Stocks Regulator Flexes Muscles With Massive Fine on Chemicals-Maker

Guangdong Rongtai's headquarters in Jieyang, Guangdong province. Photo: Guangdong Rongtai
Guangdong Rongtai's headquarters in Jieyang, Guangdong province. Photo: Guangdong Rongtai

China’s stocks regulator plans to slap massive fines on a Shanghai-listed chemicals manufacturer and some of its senior executives and staff, sending a message to the markets that it is prepared to use stronger powers of punishment allowed in the revised Securities Law.

Guangdong Rongtai Industry Co. Ltd. (600589.SH), its chairman and some employees are facing penalties adding up to a total 15 million yuan ($2.3 million) for falsifying profits and information disclosure violations, according to a company filing (link in Chinese) to the bourse published Saturday. The scale of the fines reflects the provisions of the updated legislation, which went into effect in March 2020 and allows for far steeper financial sanctions on those found to have broken laws and regulations.

The regulator is proposing a total fine of 3 million yuan on the company including a 2.5 million yuan penalty for disclosing false information in its annual reports, a violation that carries a maximum financial penalty of 10 million yuan. That compares with the maximum fine of 600,000 yuan the same offence would have incurred under the previous version of the law. The regulator said the company has the right to appeal against the punishment, which was given in a notice from the Guangdong province branch of the China Securities Regulatory Commission (CSRC).

The revised Securities Law tightened a variety of rules (link in Chinese) on information disclosure. The regulator accused Guangdong Rongtai of failing to issue its 2019 annual report by the deadline of April 30, 2020 and of inflating its profits by a total of 55.3 million yuan in its 2018 and 2019 reports. The company also failed to disclose its true relationship with four companies, three of whom were involved in related-party transactions, and lied about the relationship in its response to a regulatory enquiry letter from the Shanghai bourse, according to the company’s filing.

Guangdong Rongtai’s chairman and actual controller, Yang Baosheng, is facing a penalty totaling 3.3 million yuan for his role in the misconduct along with a three-year ban on any involvement in the securities market, according to the filing. The regulator intends to fine Chief Financial Officer Zheng Chuanjia 1.6 million yuan, while 13 other staff members will face fines ranging from 200,000 yuan to 800,000 yuan each for their roles in the misconduct.

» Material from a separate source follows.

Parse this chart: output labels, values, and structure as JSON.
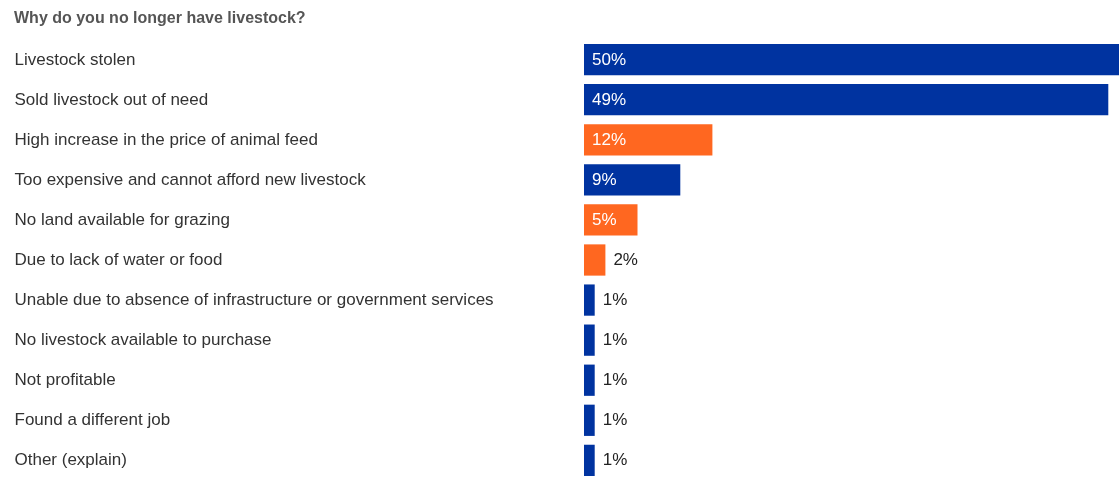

Under the revised law, fines on individuals — other than those with information disclosure obligations — for information disclosure-related misconduct were raised to a range of 200,000 yuan to 10 million yuan, from 30,000 yuan to 600,000 yuan under the old law.

This story has been updated to correct the range of the possible fines levied on certain individuals for information disclosure-related misconduct. The ranges are 200,000 yuan to 10 million yuan under the revised law and 30,000 yuan to 600,000 yuan under the old law.